Input shall be interpreted as a sequence of records. By default, a record is a line, less its terminating <newline>, but this can be changed by using the RS built-in variable. Each record of input shall be matched in turn against each pattern in the program. For each pattern matched, the associated action shall be executed.

The awk utility shall interpret each input record as a sequence of fields where, by default, a field is a string of non-<blank> non-<newline> characters. This default <blank> and <newline> field delimiter can be changed by using the FS built-in variable or the −F sepstring option. The awk utility shall denote the first field in a record $1, the second $2, and so on. The symbol $0 shall refer to the entire record; setting any other field causes the re-evaluation of $0. Assigning to $0 shall reset the values of all other fields and the NF built-in variable.

Using awk

Remove duplicates from a file

   awk '!a[$0]++'

Example:

   cat filename.txt | awk '!a[$0]++' >> newfile.txt

Print the second line in something. This can be piped.

   awk '{print $2}'

Print multiple items.
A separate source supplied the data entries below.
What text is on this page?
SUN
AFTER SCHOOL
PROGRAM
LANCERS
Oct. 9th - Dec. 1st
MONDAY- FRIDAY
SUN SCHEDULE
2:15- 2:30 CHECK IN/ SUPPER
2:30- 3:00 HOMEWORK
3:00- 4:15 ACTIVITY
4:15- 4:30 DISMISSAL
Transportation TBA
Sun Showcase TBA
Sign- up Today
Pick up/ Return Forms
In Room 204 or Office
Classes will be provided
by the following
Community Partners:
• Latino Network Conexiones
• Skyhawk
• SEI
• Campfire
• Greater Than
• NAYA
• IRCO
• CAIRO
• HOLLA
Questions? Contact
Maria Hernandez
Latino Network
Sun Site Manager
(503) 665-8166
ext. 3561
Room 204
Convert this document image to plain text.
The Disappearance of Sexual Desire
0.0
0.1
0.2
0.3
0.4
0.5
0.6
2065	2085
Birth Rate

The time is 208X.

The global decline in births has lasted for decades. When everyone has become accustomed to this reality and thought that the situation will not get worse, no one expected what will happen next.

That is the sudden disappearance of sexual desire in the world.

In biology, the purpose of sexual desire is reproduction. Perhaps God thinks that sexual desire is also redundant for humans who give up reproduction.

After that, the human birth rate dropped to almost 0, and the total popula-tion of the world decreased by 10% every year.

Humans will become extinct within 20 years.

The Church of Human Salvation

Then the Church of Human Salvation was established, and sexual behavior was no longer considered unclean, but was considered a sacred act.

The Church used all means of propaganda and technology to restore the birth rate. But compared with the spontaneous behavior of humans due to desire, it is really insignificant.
This can be rearranged in any manner.

    awk '{print $6,$2,$9,$1}'

This can substitute "foo" with "bar" within a file.

   awk '{gsub(/foo/,"bar")}' FILENAME

Print all new lines to one line with a space between each item:

   awk 'BEGIN { ORS=" " }; { print $2 }'


Print only up until first instance of "." for output of ls and grep:

   ls /dir1/dir2/ | grep us | awk -F "." '{print $1}'